The Robot is not a Junior Developer. It Is a Senior Developer caught in Groundhog Day
I frequently encounter the notion that, when it comes to programming, AI is like a well-read junior developer.
I don’t think that is a great analogy any more. At this point, Claude (my preferred provider at the moment) feels much more like a talented senior developer. But crucially, a senior developer who is experiencing a perpetual day 1 on the team.
There are two ways of getting better and more specific output from an LLM: fine-tuning and retrieval-augmented generation (RAG).
Fine-tuning is like making a student study a curriculum for a long time. Over time, they internalize a worldview. Certain assumptions simply become “how things are.”
RAG is more like allowing the student to bring notes during an exam.
In one sense, the former is much more powerful. But in many real situations, the latter is more effective.
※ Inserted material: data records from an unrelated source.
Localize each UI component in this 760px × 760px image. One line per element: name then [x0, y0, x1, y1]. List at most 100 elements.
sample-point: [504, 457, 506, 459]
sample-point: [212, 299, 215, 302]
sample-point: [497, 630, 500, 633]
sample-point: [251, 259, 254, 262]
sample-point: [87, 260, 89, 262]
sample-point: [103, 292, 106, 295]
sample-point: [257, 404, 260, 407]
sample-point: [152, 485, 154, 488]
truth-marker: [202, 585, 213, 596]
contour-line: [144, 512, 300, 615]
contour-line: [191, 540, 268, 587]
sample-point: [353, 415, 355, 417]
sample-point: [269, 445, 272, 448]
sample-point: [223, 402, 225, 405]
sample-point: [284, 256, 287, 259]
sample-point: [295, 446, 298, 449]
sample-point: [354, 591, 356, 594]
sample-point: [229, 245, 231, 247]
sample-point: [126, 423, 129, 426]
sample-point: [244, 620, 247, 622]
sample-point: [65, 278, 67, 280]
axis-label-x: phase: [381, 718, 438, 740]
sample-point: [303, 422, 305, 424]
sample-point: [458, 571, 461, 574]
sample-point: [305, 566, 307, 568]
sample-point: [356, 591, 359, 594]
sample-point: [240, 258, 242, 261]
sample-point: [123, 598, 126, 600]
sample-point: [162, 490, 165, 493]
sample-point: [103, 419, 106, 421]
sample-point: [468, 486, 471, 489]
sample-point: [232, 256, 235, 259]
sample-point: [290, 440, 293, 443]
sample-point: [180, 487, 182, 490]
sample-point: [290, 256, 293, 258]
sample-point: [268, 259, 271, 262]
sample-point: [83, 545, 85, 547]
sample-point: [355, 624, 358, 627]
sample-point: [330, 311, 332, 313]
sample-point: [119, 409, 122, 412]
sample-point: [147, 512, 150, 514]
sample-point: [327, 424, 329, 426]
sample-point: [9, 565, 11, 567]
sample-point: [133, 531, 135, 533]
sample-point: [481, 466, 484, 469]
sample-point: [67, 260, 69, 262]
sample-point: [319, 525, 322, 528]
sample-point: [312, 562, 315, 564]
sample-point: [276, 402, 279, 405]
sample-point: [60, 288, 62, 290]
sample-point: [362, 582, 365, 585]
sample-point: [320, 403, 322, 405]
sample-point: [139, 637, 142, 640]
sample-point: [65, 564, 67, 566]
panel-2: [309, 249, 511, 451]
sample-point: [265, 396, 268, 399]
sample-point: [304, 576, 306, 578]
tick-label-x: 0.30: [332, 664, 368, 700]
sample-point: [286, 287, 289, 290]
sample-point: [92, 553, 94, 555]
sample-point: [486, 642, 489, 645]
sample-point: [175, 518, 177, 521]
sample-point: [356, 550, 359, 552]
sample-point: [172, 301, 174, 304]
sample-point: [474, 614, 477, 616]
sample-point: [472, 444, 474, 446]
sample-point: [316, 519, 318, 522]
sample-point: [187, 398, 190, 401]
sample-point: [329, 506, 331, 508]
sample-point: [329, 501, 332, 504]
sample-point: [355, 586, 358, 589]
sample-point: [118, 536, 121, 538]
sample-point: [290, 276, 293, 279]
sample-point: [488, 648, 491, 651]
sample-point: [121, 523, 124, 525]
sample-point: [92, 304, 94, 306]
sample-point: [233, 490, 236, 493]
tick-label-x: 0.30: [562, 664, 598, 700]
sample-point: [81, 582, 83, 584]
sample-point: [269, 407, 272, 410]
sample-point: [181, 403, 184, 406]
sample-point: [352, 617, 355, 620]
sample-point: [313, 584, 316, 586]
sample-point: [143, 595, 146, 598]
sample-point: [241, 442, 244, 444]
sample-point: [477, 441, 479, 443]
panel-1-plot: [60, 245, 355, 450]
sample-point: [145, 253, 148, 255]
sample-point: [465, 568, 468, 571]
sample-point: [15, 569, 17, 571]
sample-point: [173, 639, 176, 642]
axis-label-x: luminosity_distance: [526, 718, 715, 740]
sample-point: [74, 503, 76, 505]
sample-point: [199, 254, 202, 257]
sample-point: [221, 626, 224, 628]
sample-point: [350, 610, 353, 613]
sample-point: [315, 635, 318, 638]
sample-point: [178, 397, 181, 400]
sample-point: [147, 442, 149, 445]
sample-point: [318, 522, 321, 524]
If the question is narrow, and the relevant piece of knowledge is very specific, it often matters more that the right note is present in front of the student than that the student has spent years internalizing the entire curriculum.
Scanning a codebase, reading READMEs, and opening individual files is exactly this kind of exam-time context injection. When an AI does it, that is RAG, but obviously humans do it as well.
When an experienced engineer is introduced to a code base, their first task is not writing code. It is reconstructing local reality. They scan the architecture and attempt to infer conventions. But even after doing that, their first PR’s will need course-correcting by the other team members. They will have assumed that standards are followed and that visible patterns are intentional, both of which are frequently wrong.
Standards will not be followed because the developer who started something didn’t know about them or maybe they did but they decided to be clever, for good or bad reasons. And even clear patterns in the code base may reflect past decisions that were revised just last week.
The real rules live in commit history, Slack or email threads, half-remembered discussions, and the team’s collective memory. A human absorbs this over time. An AI doesn’t. Every session, it wakes up on day one. Now, in theory, fine-tuning would be the equivalent here, but at least with our current tooling, this isn’t an option.
AI-Assisted Programming Is Not Delegation. It’s Context Construction.
Given this perspective, how can we best work with LLM’s as software developers?
Well, we need to give the robot as much help as possible which means, somewhat paradoxically, adding more English to our code: comments, READMEs (I’m considering putting one in every folder), agent files with detailed descriptions.1 This creates an “exoskeleton” for the LLM to work with. Ask it to keep this up to date.
However, as tempting as it might be to document every idiosyncrasy of the codebase in an agent file, this will result in large prompts full of information, most of which will be irrelevant to most tasks, with a real risk of confusing the LLM. Even if the context window is large enough, you still want to be conscious of what you put in there. In an uncanny, human-like fashion, the primacy and recency effects where most attention is paid to the first and last bits of information presented have been observed in LLM’s!
Thus, the primary job of the human engineer in an AI-assisted workflow is not to write code. It is to compile the world the code will be written inside.
For every non-trivial change, you have to decide:
What assumptions about this part of the system is the LLM likely to make
Which of those assumptions are true and matter for this change
Which assumptions the model is likely to get wrong
And which slice of local reality must be injected to prevent that
In other words: what would you need to tell a talented developer with zero institutional memory so that they can operate effectively?
You are not “using AI.” You are compiling context for non-persistent intelligence.
And that is now the real job.
Adding lots of English to your code is the antithesis to Clean Code. I was never a believer in that to begin with, but with LLM’s I am even less so. Some people will disagree.